所以最简单的方法自然是在pooled=createClientSocket(socket, address.timeout, metadata);这行代码上增加捕捉try...catch,如果有异常抛出的话,则将usedPooled--;就像之前createSocket那个地方一样。
在JBoss Remoting 2.4中,jboss不再采用usedPooled这个long型加上usedPoolLock这个对象锁的方式来控制连接池,而是改为了采用更简单好用的Semphore,不过用的还是EDG包的,而不是java 5的,来看看jboss remoting 2.4中的这段代码改成什么样了:
if (trace) log.trace( this + " obtained semaphore: " + semaphore.permits());
if (timedout)
{
throw new IllegalStateException( " Timeout waiting for a free socket " );
}
SocketWrapper pooled = null ;
if (tryPool)
{
synchronized (pool)
{
// if connection within pool, use it
if (pool.size() > 0 )
{
pooled = getPooledConnection();
if (trace) log.trace( this + " reusing pooled connection: " + pooled);
}
}
}
else
{
if (trace) log.trace( this + " avoiding connection pool, creating new socket " );
}
if (pooled == null )
{
// Need to create a new one
Socket socket = null ;
if (trace) { log.trace( this + " creating socket " ); }
// timeAllowed < 0 indicates no per invocation timeout has been set.
int timeRemaining = - 1 ;
if ( 0 <= timeAllowed)
{
timeRemaining = ( int ) (timeAllowed - (System.currentTimeMillis() - start));
}
socket = createSocket(address.address, address.port, timeRemaining);
if (trace) log.trace( this + " created socket: " + socket);
socket.setTcpNoDelay(address.enableTcpNoDelay);
Map metadata = getLocator().getParameters();
if (metadata == null )
{
metadata = new HashMap( 2 );
}
else
{
metadata = new HashMap(metadata);
}
metadata.put(SocketWrapper.MARSHALLER, marshaller);
metadata.put(SocketWrapper.UNMARSHALLER, unmarshaller);
if (timeAllowed > 0 )
{
timeRemaining = ( int ) (timeAllowed - (System.currentTimeMillis() - start));
if (timeRemaining <= 0 )
throw new IllegalStateException( " Timeout creating a new socket " );
metadata.put(SocketWrapper.TEMP_TIMEOUT, new Integer(timeRemaining));
}
pooled = createClientSocket(socket, address.timeout, metadata);
}
return pooled;
从以上代码可以看到,JBoss首先是通过semphore.attempt的方式来获取信号量锁,然后就在下面的所有代码中都不做异常的捕捉,jboss在这里改为了在外面统一捕捉这个方法的所有异常,并在有异常的情况下再调用semphore.release():
{
boolean tryPool = retryCount < (numberOfCallRetries - 1 )
|| maxPoolSize == 1
|| numberOfCallRetries == 1 ;
long l = System.currentTimeMillis();
socketWrapper = getConnection(marshaller, unmarshaller, tryPool, timeLeft);
long d = System.currentTimeMillis() - l;
if (trace) log.trace( " took " + d + " ms to get socket " + socketWrapper);
}
catch (Exception e)
{
// if (bailOut)
// return null;
semaphore.release();
if (trace) log.trace( this + " released semaphore: " + semaphore.permits(), e);
sockEx = new CannotConnectException(
" Can not get connection to server.
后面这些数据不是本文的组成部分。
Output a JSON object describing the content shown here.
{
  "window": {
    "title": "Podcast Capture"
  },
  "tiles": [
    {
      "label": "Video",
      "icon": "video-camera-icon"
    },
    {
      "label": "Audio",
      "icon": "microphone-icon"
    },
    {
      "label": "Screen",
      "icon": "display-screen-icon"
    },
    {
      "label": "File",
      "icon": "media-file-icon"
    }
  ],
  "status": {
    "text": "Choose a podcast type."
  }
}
Problem establishing " +
" socket connection for " + locator, e);
continue ;
}
这样自然是不会再出现2.2.2版本里的那个bug了。
:),由于2.4是重构为了采用semphore,不知道这个bug是刚好凑巧被这样修复了呢,还是知道了这个bug进行fixed,呵呵,不管如何,总之bug是被修订了。
这个bug对于使用jboss remoting的同学们而言还是要引起注意的,因为jboss remoting 2.2.2是jboss as 4.2.2中默认带的版本。
从上面的代码可以看到使用semphore这样的方式来控制并发的需要限制大小的数据结构是非常好的,简单易用,以前的那些long+Object Lock的方式实在是繁琐,另外这个bug也给大家提了醒,在并发的这些资源的控制上千万要注意锁以及释放的点,千万不要主观的认为某些代码是绝对不会出问题的。